Location: Location not imported yet.Title: Genome-wide characterization of the sorghum JAZ gene family and their responses to phytohormone treatments and aphid infestation
|SHRESTHA, KUMAR - Oklahoma State University|
Submitted to: Scientific Reports
Publication Type: Peer Reviewed Journal
Publication Acceptance Date: 2/3/2022
Publication Date: 2/25/2022
Citation: Shrestha, K., Huang, Y. 2022. Genome-wide characterization of the sorghum JAZ gene family and their responses to phytohormone treatments and aphid infestation. Scientific Reports. 12. Article 3238. https://doi.org/10.1038/s41598-022-07181-9.
Interpretive Summary: Jasmonate ZIM-domain (JAZ) proteins are important as they are involved in many physiological and stress-related processes in plants. Sorghum is not only an important cereal crop but also a preferred bioenergy plant. Although many JAZ protein genes have been well characterized in the model plant species, little is known about the organization and function of JAZ genes in sorghum plants. Thus, ARS scientists in Stillwater, Oklahoma have recently conducted the genome-wide analysis of JAZ gene family in sorghum. Here, they report that a total of 18 JAZ genes were discovered in the sorghum genome and evidently those newly identified sorghum JAZ genes were found to share the similar structural features that were reported in the JAZ genes in other plant species. During this study, the scientists have also conducted molecular experiments to investigate the function of those JAZ genes using quantitative real-time PCR. The results generated from the experiments showed differential expression of the 18 JAZ genes in response to attack by sugarcane aphid, a devastating insect pest on sorghum. Similarly, differential expression patterns were also observed in sorghum plants treated with certain plant hormones that are usually involved in plant-insect interactions. Of the 18 sorghum JAZ genes, four genes (namely SbJAZ1, SbJAZ5, SbJAZ13 and SbJAZ16) were highly expressed in resistant plant in response to aphid infestation, suggesting their roles in host plant defense against aphid attack.

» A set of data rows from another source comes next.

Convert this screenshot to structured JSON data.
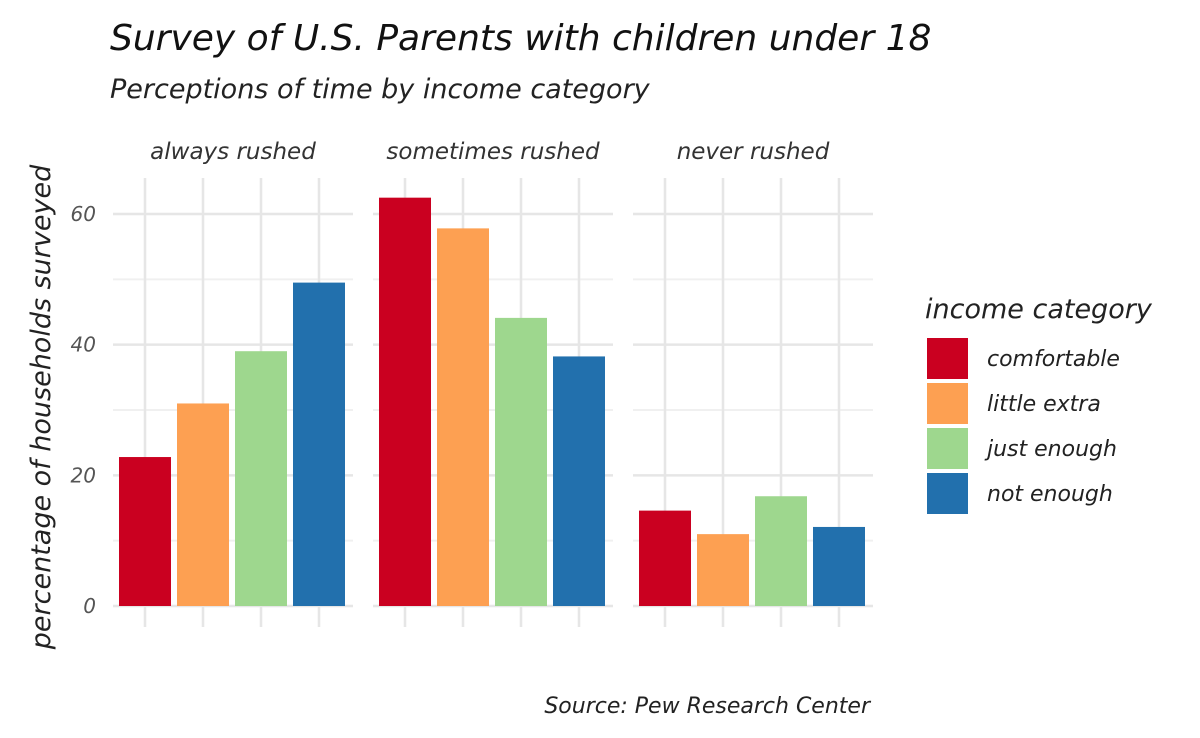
{
  "chart_data": {
    "type": "bar",
    "title": "Survey of U.S. Parents with children under 18",
    "subtitle": "Perceptions of time by income category",
    "ylabel": "percentage of households surveyed",
    "xlabel": "",
    "caption": "Source: Pew Research Center",
    "ylim": [
      0,
      65
    ],
    "yticks": [
      0,
      20,
      40,
      60
    ],
    "grid": true,
    "legend": {
      "title": "income category",
      "placement": "right"
    },
    "panels": [
      "always rushed",
      "sometimes rushed",
      "never rushed"
    ],
    "categories": [
      "comfortable",
      "little extra",
      "just enough",
      "not enough"
    ],
    "colors": [
      "#ca0020",
      "#fda052",
      "#9ed78e",
      "#2270ad"
    ],
    "series": [
      {
        "panel": "always rushed",
        "values": [
          22.8,
          31,
          39,
          49.5
        ]
      },
      {
        "panel": "sometimes rushed",
        "values": [
          62.5,
          57.8,
          44.1,
          38.2
        ]
      },
      {
        "panel": "never rushed",
        "values": [
          14.6,
          11,
          16.8,
          12.1
        ]
      }
    ]
  }
}
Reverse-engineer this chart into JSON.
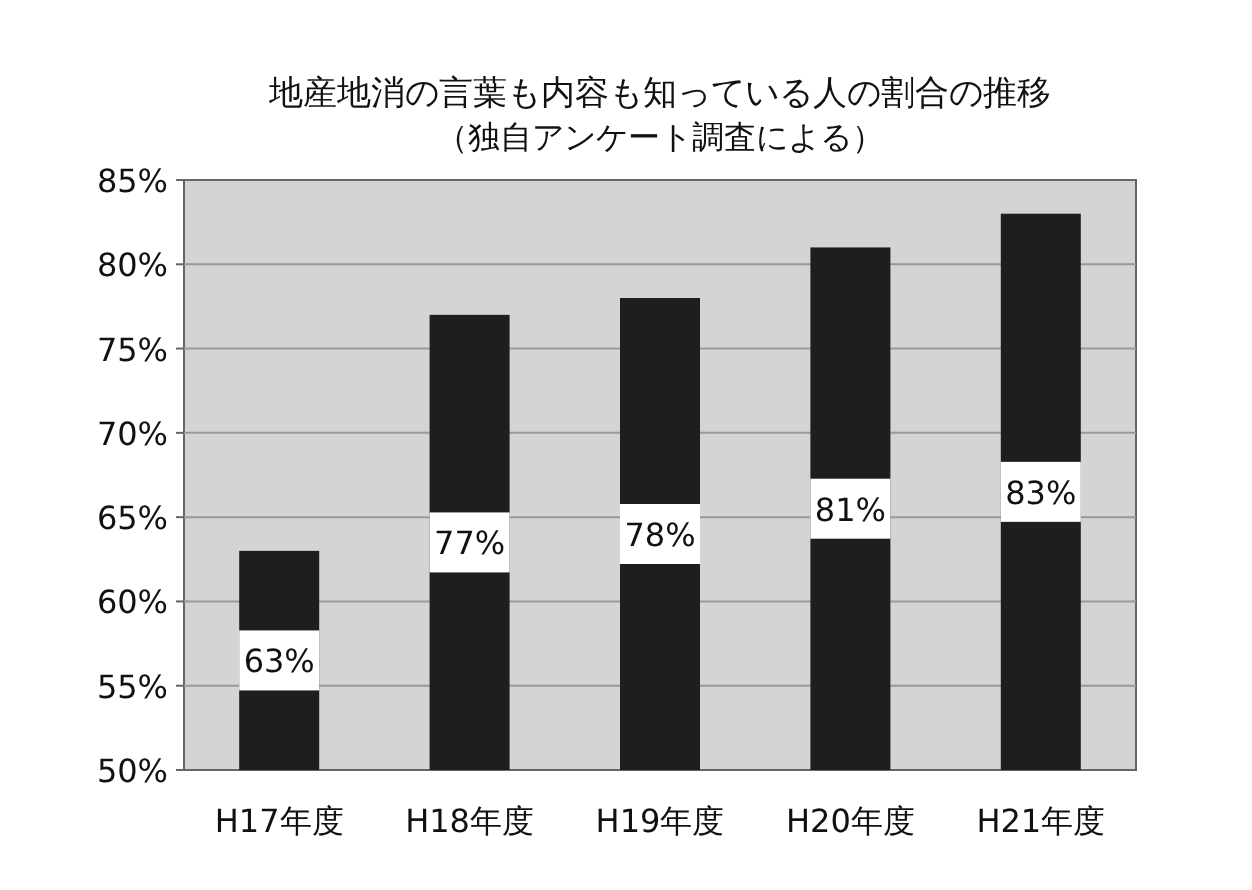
{
  "chart_data": {
    "type": "bar",
    "title": "地産地消の言葉も内容も知っている人の割合の推移",
    "subtitle": "（独自アンケート調査による）",
    "categories": [
      "H17年度",
      "H18年度",
      "H19年度",
      "H20年度",
      "H21年度"
    ],
    "values": [
      63,
      77,
      78,
      81,
      83
    ],
    "value_labels": [
      "63%",
      "77%",
      "78%",
      "81%",
      "83%"
    ],
    "color": "#1e1e1e",
    "ylim": [
      50,
      85
    ],
    "yticks": [
      {
        "value": 50,
        "label": "50%"
      },
      {
        "value": 55,
        "label": "55%"
      },
      {
        "value": 60,
        "label": "60%"
      },
      {
        "value": 65,
        "label": "65%"
      },
      {
        "value": 70,
        "label": "70%"
      },
      {
        "value": 75,
        "label": "75%"
      },
      {
        "value": 80,
        "label": "80%"
      },
      {
        "value": 85,
        "label": "85%"
      }
    ],
    "grid": "y"
  }
}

In summary, the resulted information from this study will contribute not only to the JAZ genes as a useful tool for crop improvement but also to a better understanding of the molecular mechanisms of plant resistance to sugarcane aphids.
Technical Abstract: Jasmonate ZIM-domain (JAZ) proteins are the key repressors of the jasmonic acid (JA) signal transduction pathway and play a crucial role in stress-related defense, phytohormone crosstalk and modulation of the growth-defense tradeoff. In this study, the sorghum genome was analyzed through genome-wide comparison and domain scan analysis, which led to the identification of 18 sorghum JAZ (SbJAZ) genes. All SbJAZ proteins possess the conserved TIFY and Jas domains and they formed a phylogenetic tree with five clusters related to the orthologs of other plant species. Similarly, evolutionary analysis indicated the duplication events as a major force of expansion of the SbJAZ genes and there was strong neutral and purifying selection going on. In silico analysis of the promoter region of the SbJAZ genes indicates that SbJAZ5, SbJAZ6, SbJAZ13, SbJAZ16 and SbJAZ17 are rich in stress-related cis-elements. In addition, expression profiling of the SbJAZ genes in response to phytohormones treatment (JA, ET, ABA, GA) and sugarcane aphid (SCA) was performed in two recombinant inbred lines (RILs) of sorghum, resistant (RIL 521) and susceptible (RIL 609) to SCA. Taken together, data generated from phytohormone expression and in silico analysis suggests the putative role of SbJAZ9 in JA-ABA crosstalk and SbJAZ16 in JA-ABA and JA-GA crosstalk to regulate certain physiological processes. Notably, upregulation of SbJAZ1, SbJAZ5, SbJAZ13 and SbJAZ16 in resistant RIL during JA treatment and SCA infestation suggests putative functions in stress-related defense and to balance the plant defense to promote growth. Overall, this report provides valuable insight into the organization and functional characterization of the sorghum JAZ gene family.